The European satellite republics, which he asked to sustain themselves and freed from the doctrine of limited sovereignty, accelerated the changes, especially in Poland, soon followed by Hungary, Czechoslovakia and the GDR. It was to Gorbachev's credit that he renounced the use of force to hold them back when, contrary to what he thought would happen, they repudiated socialism in semi-free elections.

Gorbachev appeared as a bearer of freedom outside, while inside he was the bearer of new problems.
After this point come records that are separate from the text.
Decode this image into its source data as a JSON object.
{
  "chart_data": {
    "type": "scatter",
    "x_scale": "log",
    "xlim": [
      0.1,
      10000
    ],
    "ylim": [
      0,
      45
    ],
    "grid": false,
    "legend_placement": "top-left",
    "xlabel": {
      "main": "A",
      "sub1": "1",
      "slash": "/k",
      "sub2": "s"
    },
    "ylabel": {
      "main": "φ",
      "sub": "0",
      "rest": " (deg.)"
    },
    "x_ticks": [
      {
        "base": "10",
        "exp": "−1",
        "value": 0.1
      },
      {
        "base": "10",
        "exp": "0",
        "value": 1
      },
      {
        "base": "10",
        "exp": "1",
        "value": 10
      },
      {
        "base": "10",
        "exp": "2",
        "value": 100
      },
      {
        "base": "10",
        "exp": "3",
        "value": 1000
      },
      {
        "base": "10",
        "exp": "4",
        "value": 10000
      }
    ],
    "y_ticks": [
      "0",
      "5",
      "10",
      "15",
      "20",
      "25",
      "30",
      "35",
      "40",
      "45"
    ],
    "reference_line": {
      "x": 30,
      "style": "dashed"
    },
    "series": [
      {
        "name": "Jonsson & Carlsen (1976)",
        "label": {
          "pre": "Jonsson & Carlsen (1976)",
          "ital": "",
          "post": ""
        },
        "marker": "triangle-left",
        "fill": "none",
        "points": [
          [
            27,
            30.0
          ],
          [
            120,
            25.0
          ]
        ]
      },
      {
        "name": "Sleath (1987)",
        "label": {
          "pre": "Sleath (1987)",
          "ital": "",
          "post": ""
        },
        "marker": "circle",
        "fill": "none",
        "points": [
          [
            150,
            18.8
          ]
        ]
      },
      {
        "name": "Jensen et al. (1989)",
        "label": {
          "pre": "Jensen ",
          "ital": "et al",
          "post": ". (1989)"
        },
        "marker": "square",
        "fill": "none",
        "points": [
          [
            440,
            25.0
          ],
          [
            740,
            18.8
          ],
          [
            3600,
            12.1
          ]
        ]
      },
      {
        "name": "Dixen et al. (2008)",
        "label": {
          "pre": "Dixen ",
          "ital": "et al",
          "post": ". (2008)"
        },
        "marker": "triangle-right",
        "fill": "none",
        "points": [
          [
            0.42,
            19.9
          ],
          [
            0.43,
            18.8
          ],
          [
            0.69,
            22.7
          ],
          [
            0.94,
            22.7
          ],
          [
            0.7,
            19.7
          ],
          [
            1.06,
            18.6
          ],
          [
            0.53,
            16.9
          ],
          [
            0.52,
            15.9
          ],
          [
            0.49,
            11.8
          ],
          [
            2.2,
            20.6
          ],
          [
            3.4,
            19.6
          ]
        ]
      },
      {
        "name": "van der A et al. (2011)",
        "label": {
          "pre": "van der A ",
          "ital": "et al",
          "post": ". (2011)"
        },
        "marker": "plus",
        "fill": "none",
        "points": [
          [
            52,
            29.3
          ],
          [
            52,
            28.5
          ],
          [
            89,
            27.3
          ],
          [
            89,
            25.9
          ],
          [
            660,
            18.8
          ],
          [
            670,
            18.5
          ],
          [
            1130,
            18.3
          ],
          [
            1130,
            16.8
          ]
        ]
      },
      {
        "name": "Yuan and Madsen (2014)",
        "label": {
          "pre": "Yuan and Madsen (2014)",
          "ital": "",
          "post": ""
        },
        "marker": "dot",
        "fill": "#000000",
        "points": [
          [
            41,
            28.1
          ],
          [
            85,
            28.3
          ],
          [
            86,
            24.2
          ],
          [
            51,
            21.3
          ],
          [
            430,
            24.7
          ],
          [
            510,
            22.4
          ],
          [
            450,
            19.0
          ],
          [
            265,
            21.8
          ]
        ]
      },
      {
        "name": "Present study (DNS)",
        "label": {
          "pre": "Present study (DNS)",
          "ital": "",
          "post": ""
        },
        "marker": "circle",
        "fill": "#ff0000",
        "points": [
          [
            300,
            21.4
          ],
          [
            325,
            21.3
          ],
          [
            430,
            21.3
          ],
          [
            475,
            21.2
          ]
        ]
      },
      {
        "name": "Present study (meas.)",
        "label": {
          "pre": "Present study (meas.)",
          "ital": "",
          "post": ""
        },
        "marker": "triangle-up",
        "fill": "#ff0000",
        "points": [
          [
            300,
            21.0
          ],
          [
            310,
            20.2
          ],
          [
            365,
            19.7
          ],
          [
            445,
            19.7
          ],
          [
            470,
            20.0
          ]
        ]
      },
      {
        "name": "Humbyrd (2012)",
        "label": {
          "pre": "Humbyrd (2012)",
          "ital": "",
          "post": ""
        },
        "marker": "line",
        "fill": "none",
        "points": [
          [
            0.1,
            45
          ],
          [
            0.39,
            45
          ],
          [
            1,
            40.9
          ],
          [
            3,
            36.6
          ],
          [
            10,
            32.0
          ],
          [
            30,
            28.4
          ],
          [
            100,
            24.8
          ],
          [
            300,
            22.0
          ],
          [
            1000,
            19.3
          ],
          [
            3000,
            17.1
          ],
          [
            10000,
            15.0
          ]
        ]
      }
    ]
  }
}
Separatisms spread inside the USSR and, after a timid attempt to repress them, he resigned himself to consenting to them. Those who wanted to preserve the USSR attempted a coup d'état in August 1991 to prevent it. It failed: Russia itself caught the separatist virus, distanced itself from the USSR and emptied it of content. Gorbachev's reformist dream vanished. His failure opened the door to bright new opportunities for his external adversaries and his forced servants. They would remember him as a brilliant reformer misunderstanding his failure.

Its history attests to the failure of communist ideology in the Soviet world and the rise of the image in the West.